Dan Chornous, CIO with RBC Global Asset Management Inc., (RBCGAM) seconds Strachan’s point about global reach. He notes that RBCGAM is adding portfolio managers in London and rebuilding its Asian equities capacity.
Chornous and Strachan agree that locating portfolio managers in target markets is important. One reason, says Strachan, is because of the large number of analysts covering the U.S. large-cap market, for example, so it’s becoming more difficult to value stocks everyone else has missed.

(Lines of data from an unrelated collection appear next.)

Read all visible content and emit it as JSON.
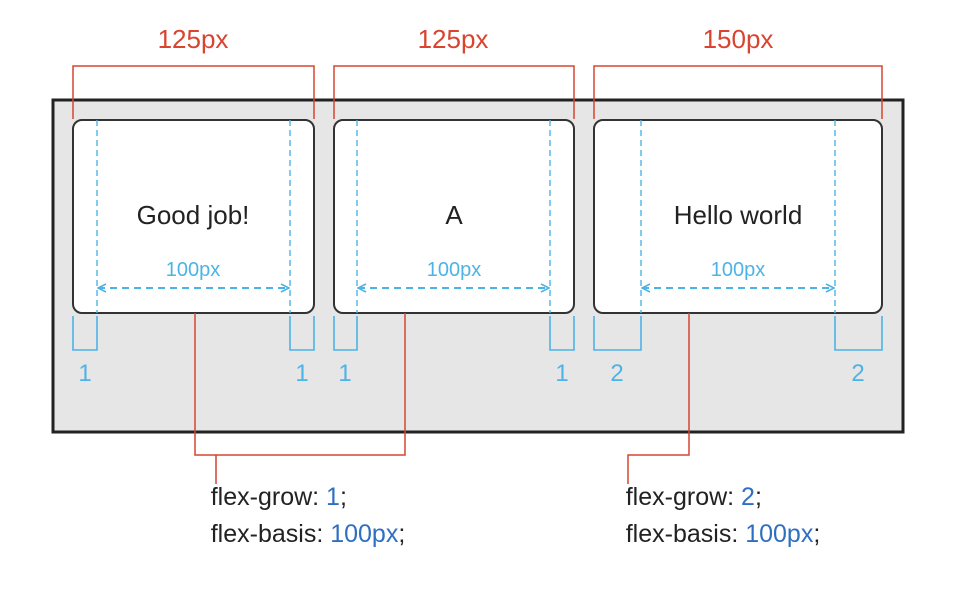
{
  "colors": {
    "container_fill": "#e6e6e6",
    "container_border": "#222222",
    "box_fill": "#ffffff",
    "box_border": "#333333",
    "red_annotation": "#d9432f",
    "blue_annotation": "#4db3e6",
    "code_value": "#2f6fc2"
  },
  "widths": [
    "125px",
    "125px",
    "150px"
  ],
  "items": [
    {
      "text": "Good job!",
      "basis_label": "100px",
      "left_grow": "1",
      "right_grow": "1"
    },
    {
      "text": "A",
      "basis_label": "100px",
      "left_grow": "1",
      "right_grow": "1"
    },
    {
      "text": "Hello world",
      "basis_label": "100px",
      "left_grow": "2",
      "right_grow": "2"
    }
  ],
  "rules": [
    {
      "grow_prop": "flex-grow: ",
      "grow_value": "1",
      "grow_end": ";",
      "basis_prop": "flex-basis: ",
      "basis_value": "100px",
      "basis_end": ";"
    },
    {
      "grow_prop": "flex-grow: ",
      "grow_value": "2",
      "grow_end": ";",
      "basis_prop": "flex-basis: ",
      "basis_value": "100px",
      "basis_end": ";"
    }
  ]
}
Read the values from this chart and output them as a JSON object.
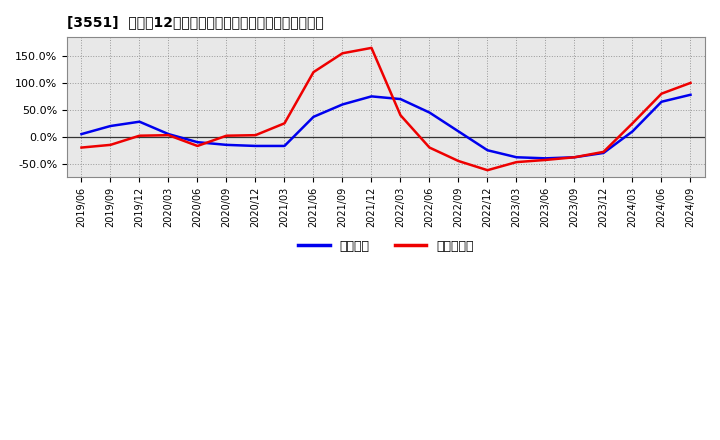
{
  "title": "[3551]  利益の12か月移動合計の対前年同期増減率の推移",
  "x_labels": [
    "2019/06",
    "2019/09",
    "2019/12",
    "2020/03",
    "2020/06",
    "2020/09",
    "2020/12",
    "2021/03",
    "2021/06",
    "2021/09",
    "2021/12",
    "2022/03",
    "2022/06",
    "2022/09",
    "2022/12",
    "2023/03",
    "2023/06",
    "2023/09",
    "2023/12",
    "2024/03",
    "2024/06",
    "2024/09"
  ],
  "blue_data": {
    "label": "経常利益",
    "y": [
      5.0,
      20.0,
      28.0,
      5.0,
      -10.0,
      -15.0,
      -17.0,
      -17.0,
      37.0,
      60.0,
      75.0,
      70.0,
      45.0,
      10.0,
      -25.0,
      -38.0,
      -40.0,
      -38.0,
      -30.0,
      10.0,
      65.0,
      78.0
    ],
    "color": "#0000ee"
  },
  "red_data": {
    "label": "当期純利益",
    "y": [
      -20.0,
      -15.0,
      2.0,
      3.0,
      -17.0,
      2.0,
      3.0,
      25.0,
      120.0,
      155.0,
      165.0,
      40.0,
      -20.0,
      -45.0,
      -62.0,
      -47.0,
      -43.0,
      -38.0,
      -28.0,
      25.0,
      80.0,
      100.0
    ],
    "color": "#ee0000"
  },
  "yticks": [
    -50.0,
    0.0,
    50.0,
    100.0,
    150.0
  ],
  "ylim": [
    -75.0,
    185.0
  ],
  "background_color": "#ffffff",
  "plot_background": "#e8e8e8",
  "grid_color": "#999999",
  "legend_labels": [
    "経常利益",
    "当期純利益"
  ],
  "legend_colors": [
    "#0000ee",
    "#ee0000"
  ]
}
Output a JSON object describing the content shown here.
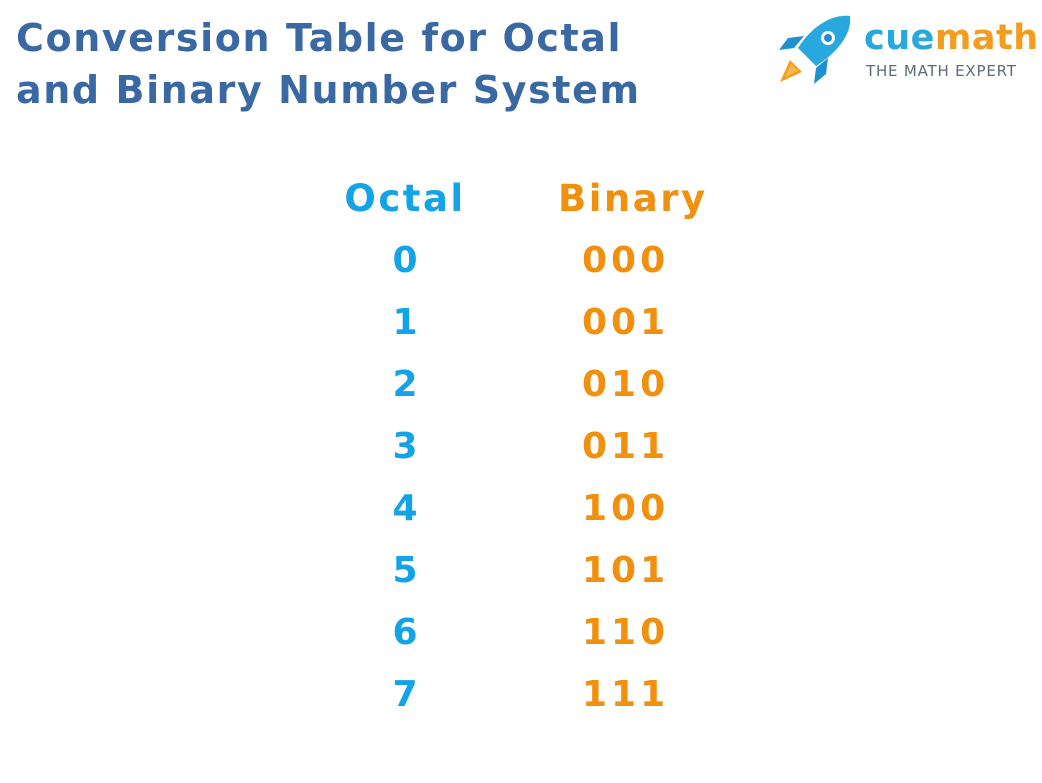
{
  "title": {
    "line1": "Conversion Table for Octal",
    "line2": "and Binary Number System"
  },
  "logo": {
    "icon": "rocket-icon",
    "brand_part1": "cue",
    "brand_part2": "math",
    "tagline": "THE MATH EXPERT",
    "colors": {
      "cue": "#29a8df",
      "math": "#f39c1f"
    }
  },
  "table": {
    "headers": {
      "octal": "Octal",
      "binary": "Binary"
    },
    "rows": [
      {
        "octal": "0",
        "binary": "000"
      },
      {
        "octal": "1",
        "binary": "001"
      },
      {
        "octal": "2",
        "binary": "010"
      },
      {
        "octal": "3",
        "binary": "011"
      },
      {
        "octal": "4",
        "binary": "100"
      },
      {
        "octal": "5",
        "binary": "101"
      },
      {
        "octal": "6",
        "binary": "110"
      },
      {
        "octal": "7",
        "binary": "111"
      }
    ]
  },
  "colors": {
    "title": "#3a68a2",
    "octal": "#12a3e8",
    "binary": "#f0900e"
  }
}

What held back RBCGAM funds last year was the underperformance of the family’s “pure” Canadian equity and bond funds, which are measured against fund families that can enhance returns by increasing both the proportion of U.S. stocks in their Canadian equity funds and the high-yield bonds in their bond funds. (For example, the foreign content of Sentry’s Canadian Income Fund was increased to 49% of AUM from about 35% in the past year.)
RBCGAM believes in keeping fund mandates simple – almost all investments in Canadian equity funds are Canadian, for example. Thus, it’s up to the client and advisor to decide what type of investment is required.
The other major bank-own ed fund families follow a similar philosophy. Says Bruce Cooper, vice chairman with TD Asset Management Inc.: “If clients buy a Canadian equity fund, they want Canadian equity. If they want foreign equity, they buy it.”
Among the fund arms of the big banks, BMO Investments Inc. had the weakest results in 2013, with just 22.3% of its long-term AUM in the top two performance quartiles – the third year in a row of relatively weak performance.
Like the funds of other banks, BMO funds’ relative performance is affected by being measured against funds with more flexible mandates. For example, BMO SelectClass Security Portfolio, a large balanced fund ($4.6 billion in AUM as of Dec. 31), can’t hold more than 25% equity, says CIO Kevin Gopaul, while other funds in the same category can hold up to 40%.